In investing, there are no points for originality, so it often pays to follow the smartest investors out there.

Bill Miller, the chairman and chief investment officer of Miller Value Partners, a $1.9 billion fund, may be best known for his time as the chief investment officer of Legg Mason when his portfolio beat the market every year from 1991 to 2005.

Miller was an early investor in Amazon (AMZN 3.65%), and he's pitching the stock once again, saying on a recent episode of CNBC's Closing Bell that he thinks the stock is attractive at the current price.

Miller said the stock was due for a recovery and called it "one of the easiest names in the market right now." The value investor touted strong growth at Amazon Web Services (AWS), the cloud computing division, saying he expected it to grow revenue by 25% over the next three years. From an estimated $80 billion in revenue in 2022, that would give AWS $156 billion in revenue, and at an estimated 30% operating margin, it would have an operating income of $47 billion.

According to Miller, AWS' value alone basically justifies Amazon's current market cap, meaning investors get its other businesses like e-commerce and logistics for free. He also credited CEO Andy Jassy's management and forecast a sharp acceleration in free cash flow, predicting the company would reach $60 billion in free cash flow by 2025.
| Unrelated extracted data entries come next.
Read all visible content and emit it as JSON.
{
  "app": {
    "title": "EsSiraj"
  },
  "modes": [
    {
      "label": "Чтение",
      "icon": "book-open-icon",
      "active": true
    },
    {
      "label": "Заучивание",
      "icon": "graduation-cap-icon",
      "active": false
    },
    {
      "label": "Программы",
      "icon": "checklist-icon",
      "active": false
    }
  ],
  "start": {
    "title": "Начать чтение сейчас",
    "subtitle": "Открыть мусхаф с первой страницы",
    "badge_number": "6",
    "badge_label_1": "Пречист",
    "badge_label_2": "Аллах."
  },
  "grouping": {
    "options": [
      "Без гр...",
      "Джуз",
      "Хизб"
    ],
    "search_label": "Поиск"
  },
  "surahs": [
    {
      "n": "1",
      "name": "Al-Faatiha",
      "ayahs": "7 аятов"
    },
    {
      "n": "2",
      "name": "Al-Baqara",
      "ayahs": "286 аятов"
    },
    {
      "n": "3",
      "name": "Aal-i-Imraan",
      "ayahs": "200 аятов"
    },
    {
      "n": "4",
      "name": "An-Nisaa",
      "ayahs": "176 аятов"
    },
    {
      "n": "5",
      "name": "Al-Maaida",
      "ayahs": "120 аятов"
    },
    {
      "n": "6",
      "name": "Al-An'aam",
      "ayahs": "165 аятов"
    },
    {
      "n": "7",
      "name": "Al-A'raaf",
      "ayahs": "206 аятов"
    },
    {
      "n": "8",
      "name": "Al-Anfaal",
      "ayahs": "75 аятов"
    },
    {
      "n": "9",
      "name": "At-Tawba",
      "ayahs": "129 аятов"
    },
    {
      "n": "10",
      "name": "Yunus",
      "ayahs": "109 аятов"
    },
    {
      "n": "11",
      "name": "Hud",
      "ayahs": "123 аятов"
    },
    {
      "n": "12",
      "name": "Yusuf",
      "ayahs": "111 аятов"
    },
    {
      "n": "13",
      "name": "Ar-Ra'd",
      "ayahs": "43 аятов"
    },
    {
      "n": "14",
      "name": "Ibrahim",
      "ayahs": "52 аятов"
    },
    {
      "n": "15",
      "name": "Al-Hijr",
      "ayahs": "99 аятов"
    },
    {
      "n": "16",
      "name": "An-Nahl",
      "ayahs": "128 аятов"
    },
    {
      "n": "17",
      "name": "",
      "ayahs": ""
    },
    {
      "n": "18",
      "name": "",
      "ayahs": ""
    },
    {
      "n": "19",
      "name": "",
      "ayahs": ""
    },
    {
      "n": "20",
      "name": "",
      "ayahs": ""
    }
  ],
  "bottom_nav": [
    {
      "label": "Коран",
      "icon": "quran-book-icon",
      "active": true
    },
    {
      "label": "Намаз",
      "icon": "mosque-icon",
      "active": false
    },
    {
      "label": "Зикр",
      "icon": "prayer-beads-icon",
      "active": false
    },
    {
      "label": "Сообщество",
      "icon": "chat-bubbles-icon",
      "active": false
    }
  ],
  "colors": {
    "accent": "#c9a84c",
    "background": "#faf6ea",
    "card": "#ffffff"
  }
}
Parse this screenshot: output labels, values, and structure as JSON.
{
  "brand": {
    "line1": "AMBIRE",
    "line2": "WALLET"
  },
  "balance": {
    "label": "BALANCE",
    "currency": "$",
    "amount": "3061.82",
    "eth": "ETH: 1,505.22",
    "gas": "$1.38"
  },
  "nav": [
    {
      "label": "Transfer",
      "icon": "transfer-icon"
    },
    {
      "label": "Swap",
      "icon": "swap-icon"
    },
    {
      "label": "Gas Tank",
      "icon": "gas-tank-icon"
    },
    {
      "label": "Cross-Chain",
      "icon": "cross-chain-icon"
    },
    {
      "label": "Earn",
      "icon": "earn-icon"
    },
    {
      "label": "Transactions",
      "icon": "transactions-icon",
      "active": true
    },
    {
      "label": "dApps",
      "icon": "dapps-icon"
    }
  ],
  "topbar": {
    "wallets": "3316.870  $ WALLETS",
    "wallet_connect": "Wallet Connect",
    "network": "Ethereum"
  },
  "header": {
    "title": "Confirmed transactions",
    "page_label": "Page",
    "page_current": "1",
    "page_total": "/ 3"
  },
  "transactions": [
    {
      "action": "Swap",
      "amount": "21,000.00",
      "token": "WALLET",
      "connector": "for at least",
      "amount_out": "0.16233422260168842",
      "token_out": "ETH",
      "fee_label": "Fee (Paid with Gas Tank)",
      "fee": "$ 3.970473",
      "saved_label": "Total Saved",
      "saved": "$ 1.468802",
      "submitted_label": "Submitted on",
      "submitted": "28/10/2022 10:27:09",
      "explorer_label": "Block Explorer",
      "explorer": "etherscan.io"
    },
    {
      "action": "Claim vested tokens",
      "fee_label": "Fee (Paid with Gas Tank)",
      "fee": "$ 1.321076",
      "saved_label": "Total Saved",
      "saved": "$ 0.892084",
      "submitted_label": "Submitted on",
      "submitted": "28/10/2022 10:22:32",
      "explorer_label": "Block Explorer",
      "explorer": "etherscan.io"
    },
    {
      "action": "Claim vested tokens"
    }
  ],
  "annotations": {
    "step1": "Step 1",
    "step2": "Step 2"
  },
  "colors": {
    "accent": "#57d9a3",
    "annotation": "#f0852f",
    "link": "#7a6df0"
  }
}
The assumption there seems to be that the company's expansion of its warehouses and data centers will slow, and with $47 billion in operating income coming from AWS, it won't take too much from its other businesses to round out the rest of the $60 billion.
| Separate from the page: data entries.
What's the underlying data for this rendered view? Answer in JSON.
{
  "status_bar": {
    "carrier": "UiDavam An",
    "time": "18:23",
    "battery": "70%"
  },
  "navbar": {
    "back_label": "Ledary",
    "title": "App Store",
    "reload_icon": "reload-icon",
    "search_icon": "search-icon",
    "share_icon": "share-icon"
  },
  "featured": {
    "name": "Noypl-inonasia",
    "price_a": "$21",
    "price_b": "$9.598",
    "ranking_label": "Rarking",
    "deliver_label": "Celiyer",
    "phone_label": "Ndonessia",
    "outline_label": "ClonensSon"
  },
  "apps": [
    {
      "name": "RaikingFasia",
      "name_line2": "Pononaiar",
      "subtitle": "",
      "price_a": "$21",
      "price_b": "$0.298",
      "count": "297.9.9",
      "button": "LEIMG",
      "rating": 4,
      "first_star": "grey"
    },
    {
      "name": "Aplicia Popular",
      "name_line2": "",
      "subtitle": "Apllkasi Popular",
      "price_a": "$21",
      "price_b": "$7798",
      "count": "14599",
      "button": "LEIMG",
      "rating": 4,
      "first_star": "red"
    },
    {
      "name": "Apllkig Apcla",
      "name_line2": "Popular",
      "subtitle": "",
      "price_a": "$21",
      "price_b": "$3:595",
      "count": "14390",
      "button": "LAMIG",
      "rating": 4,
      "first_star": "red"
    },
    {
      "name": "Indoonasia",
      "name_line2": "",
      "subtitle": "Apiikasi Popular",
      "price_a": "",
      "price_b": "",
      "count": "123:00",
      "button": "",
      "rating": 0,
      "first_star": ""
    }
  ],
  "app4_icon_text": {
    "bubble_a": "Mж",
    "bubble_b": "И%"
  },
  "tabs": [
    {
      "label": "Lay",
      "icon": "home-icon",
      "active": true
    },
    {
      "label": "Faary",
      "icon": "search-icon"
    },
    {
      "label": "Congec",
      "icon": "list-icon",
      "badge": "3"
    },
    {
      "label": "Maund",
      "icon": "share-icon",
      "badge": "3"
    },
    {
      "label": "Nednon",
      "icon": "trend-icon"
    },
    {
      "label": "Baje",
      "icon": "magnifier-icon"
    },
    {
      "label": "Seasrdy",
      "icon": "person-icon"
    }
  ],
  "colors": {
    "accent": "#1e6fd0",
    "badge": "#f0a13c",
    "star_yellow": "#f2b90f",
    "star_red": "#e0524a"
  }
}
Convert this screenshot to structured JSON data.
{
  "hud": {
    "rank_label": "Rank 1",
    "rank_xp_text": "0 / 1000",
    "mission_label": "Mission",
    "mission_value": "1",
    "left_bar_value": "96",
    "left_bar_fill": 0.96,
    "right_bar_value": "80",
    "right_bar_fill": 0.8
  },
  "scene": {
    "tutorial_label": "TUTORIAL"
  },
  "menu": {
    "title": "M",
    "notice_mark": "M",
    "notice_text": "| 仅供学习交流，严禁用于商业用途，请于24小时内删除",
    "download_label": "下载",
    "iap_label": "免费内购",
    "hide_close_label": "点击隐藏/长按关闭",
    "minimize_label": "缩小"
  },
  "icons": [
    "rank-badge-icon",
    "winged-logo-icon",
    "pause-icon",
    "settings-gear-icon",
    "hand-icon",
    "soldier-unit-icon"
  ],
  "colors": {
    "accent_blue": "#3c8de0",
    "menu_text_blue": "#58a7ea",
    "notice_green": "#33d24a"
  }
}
Based on the company's market cap of $916 billion, that would mean it trades at just over 15 times 2025 free cash flow, a low price for one of the market's favorite growth stocks.

A woman opening up a package while sitting on a sofa in a living room.
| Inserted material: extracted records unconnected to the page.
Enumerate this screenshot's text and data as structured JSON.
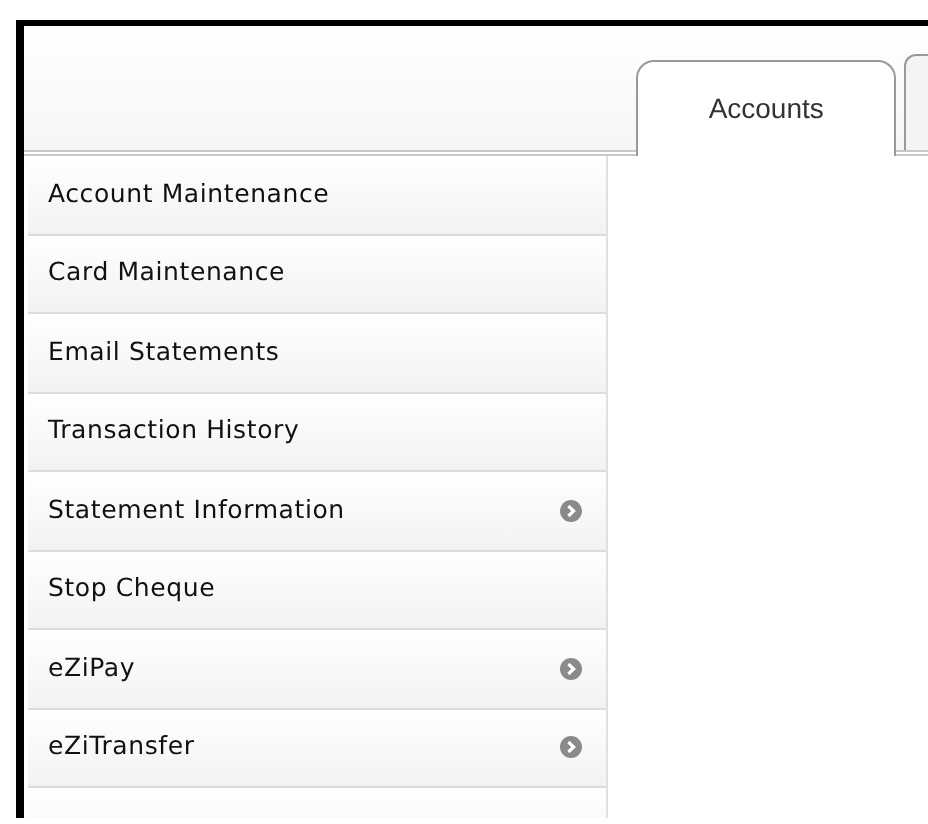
{
  "tabs": [
    {
      "label": "Accounts",
      "selected": true
    }
  ],
  "menu": [
    {
      "label": "Account Maintenance",
      "has_submenu": false
    },
    {
      "label": "Card Maintenance",
      "has_submenu": false
    },
    {
      "label": "Email Statements",
      "has_submenu": false
    },
    {
      "label": "Transaction History",
      "has_submenu": false
    },
    {
      "label": "Statement Information",
      "has_submenu": true
    },
    {
      "label": "Stop Cheque",
      "has_submenu": false
    },
    {
      "label": "eZiPay",
      "has_submenu": true
    },
    {
      "label": "eZiTransfer",
      "has_submenu": true
    }
  ]
}
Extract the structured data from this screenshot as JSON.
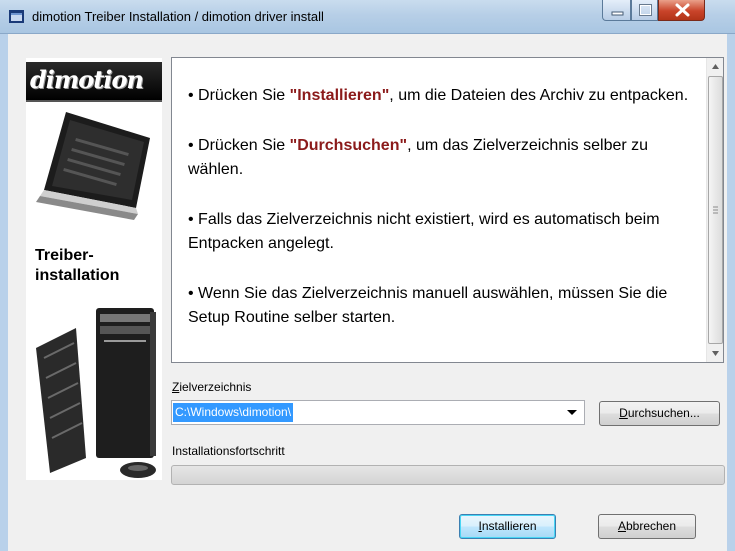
{
  "window": {
    "title": "dimotion Treiber Installation / dimotion driver install"
  },
  "sidebar": {
    "logo_text": "dimotion",
    "caption_line1": "Treiber-",
    "caption_line2": "installation"
  },
  "info": {
    "p1_prefix": "• Drücken Sie ",
    "p1_highlight": "\"Installieren\"",
    "p1_suffix": ", um die Dateien des Archiv zu entpacken.",
    "p2_prefix": "• Drücken Sie ",
    "p2_highlight": "\"Durchsuchen\"",
    "p2_suffix": ", um das Zielverzeichnis selber zu wählen.",
    "p3": "• Falls das Zielverzeichnis nicht existiert, wird es automatisch beim Entpacken angelegt.",
    "p4": "• Wenn Sie das Zielverzeichnis manuell auswählen, müssen Sie die Setup Routine selber starten."
  },
  "target": {
    "label_accel": "Z",
    "label_rest": "ielverzeichnis",
    "value": "C:\\Windows\\dimotion\\"
  },
  "browse_button": {
    "accel": "D",
    "rest": "urchsuchen..."
  },
  "progress": {
    "label": "Installationsfortschritt",
    "value": 0
  },
  "install_button": {
    "accel": "I",
    "rest": "nstallieren"
  },
  "cancel_button": {
    "accel": "A",
    "rest": "bbrechen"
  },
  "colors": {
    "highlight_text": "#8b1a1a",
    "selection": "#3399ff",
    "titlebar": "#b9d1ea"
  }
}
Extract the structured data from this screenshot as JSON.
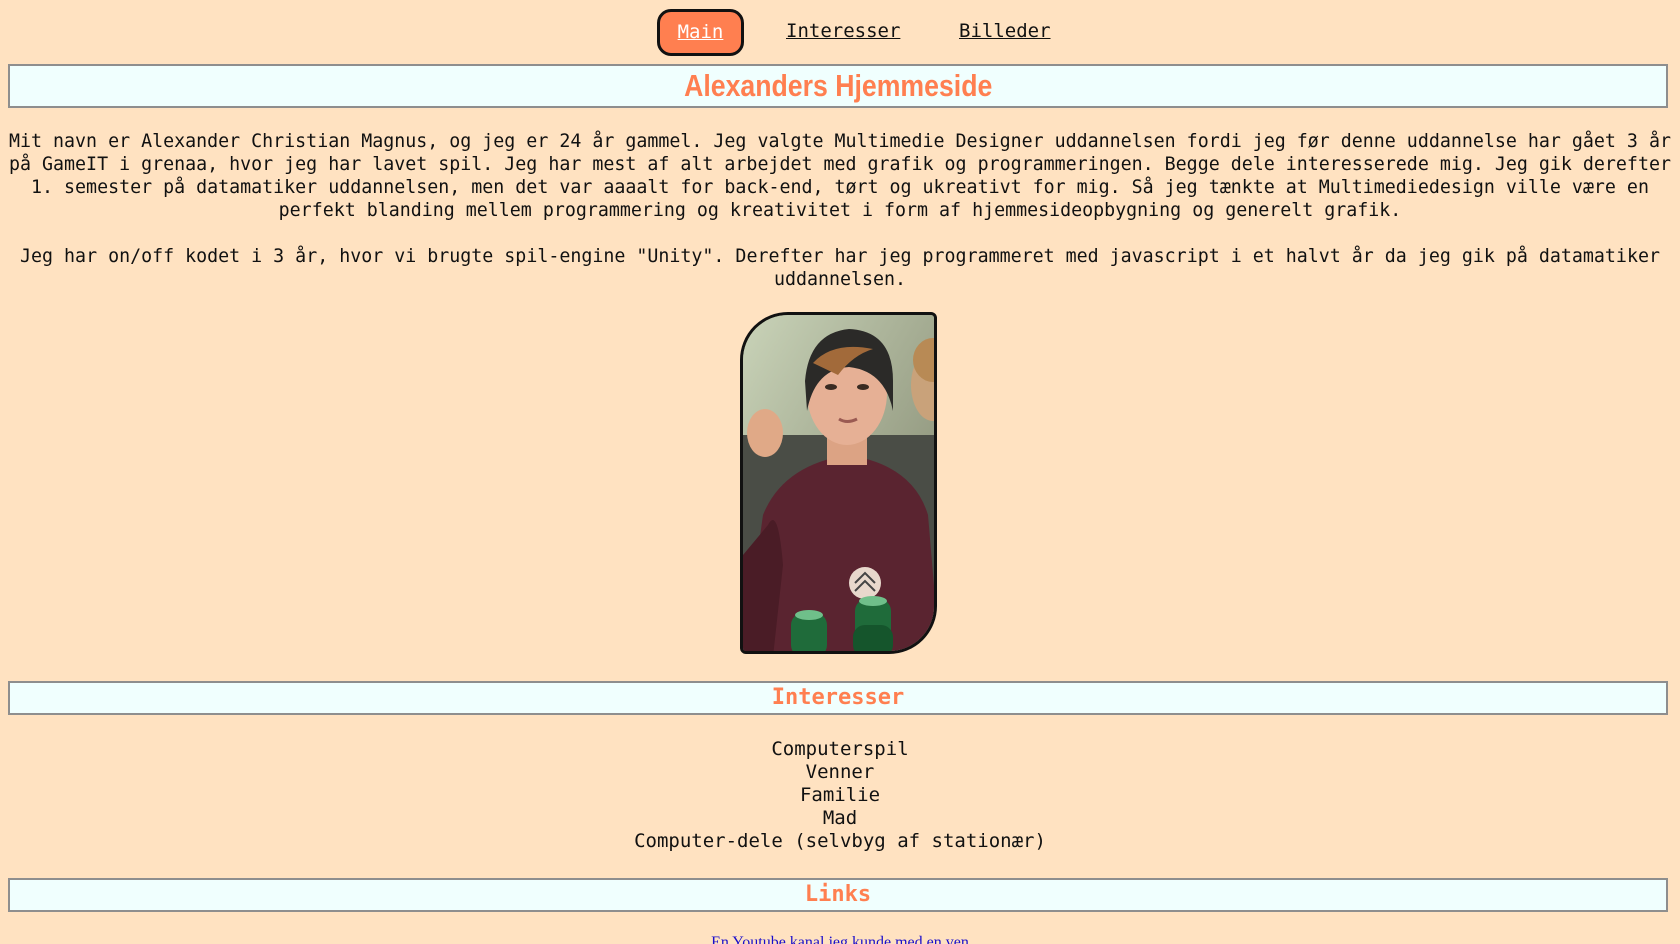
{
  "nav": {
    "items": [
      {
        "label": "Main",
        "active": true
      },
      {
        "label": "Interesser",
        "active": false
      },
      {
        "label": "Billeder",
        "active": false
      }
    ]
  },
  "page_title": "Alexanders Hjemmeside",
  "intro": {
    "paragraphs": [
      "Mit navn er Alexander Christian Magnus, og jeg er 24 år gammel. Jeg valgte Multimedie Designer uddannelsen fordi jeg før denne uddannelse har gået 3 år på GameIT i grenaa, hvor jeg har lavet spil. Jeg har mest af alt arbejdet med grafik og programmeringen. Begge dele interesserede mig. Jeg gik derefter 1. semester på datamatiker uddannelsen, men det var aaaalt for back-end, tørt og ukreativt for mig. Så jeg tænkte at Multimediedesign ville være en perfekt blanding mellem programmering og kreativitet i form af hjemmesideopbygning og generelt grafik.",
      "Jeg har on/off kodet i 3 år, hvor vi brugte spil-engine \"Unity\". Derefter har jeg programmeret med javascript i et halvt år da jeg gik på datamatiker uddannelsen."
    ]
  },
  "sections": {
    "interests_heading": "Interesser",
    "interests": [
      "Computerspil",
      "Venner",
      "Familie",
      "Mad",
      "Computer-dele (selvbyg af stationær)"
    ],
    "links_heading": "Links",
    "links": [
      "En Youtube kanal jeg kunde med en ven"
    ]
  },
  "colors": {
    "background": "#ffe2c1",
    "accent": "#ff7f50",
    "band": "#f0fffe",
    "link": "#1a0dcc"
  }
}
Image source: Getty Images.

Is Miller right about Amazon stock?

Considering Amazon's current financial results, it may seem hard to imagine the company producing $60 billion in free cash flow after it forecast just 2% to 8% in the fourth quarter and reported negative free cash flow of $19.7 over the last four quarters.

The company has also warned of macroheadwinds in both AWS and its e-commerce business. Both its recent results and its Q4 guidance show the challenges Amazon is facing.

However, if things go right for Amazon in both the overall economy and its own execution, it's easy to see how the stock can make a turnaround. AWS continues to be a juggernaut, posting 27% in its most recent quarter, and it's not unreasonable to expect it to grow 25% annually over the next three years, especially as cloud infrastructure has become a multitrillion-dollar market.

Meanwhile, the company is cutting costs on multiple fronts, laying off 18,000 corporate employees, closing or canceling dozens of warehouses, shuttering unprofitable start-up businesses like Amazon Care, and freezing hiring.

Those moves should help it deliver meaningful margin improvement as the business outside of AWS looks like it has a lot of fat to trim. In its other two segments, the company has lost more than $8 billion through the first three quarters of 2022, and it may take more than cost-cutting to get its e-commerce business back on track. Amazon will also need to find a way to reaccelerate revenue growth, which will be tough in a recession, especially for a company whose revenue is set to top $500 billion in 2022.

Miller's prediction of $60 billion in free cash flow in 2025 seems like a best-case scenario for Amazon, but he's right about the recovery. The stock looks oversold, down 50% from its peak in 2021, and it won't take much for it to recoup those losses once market sentiment starts to shift.

Although the company does face challenges, the upside potential with Amazon greatly outweighs the downside risks.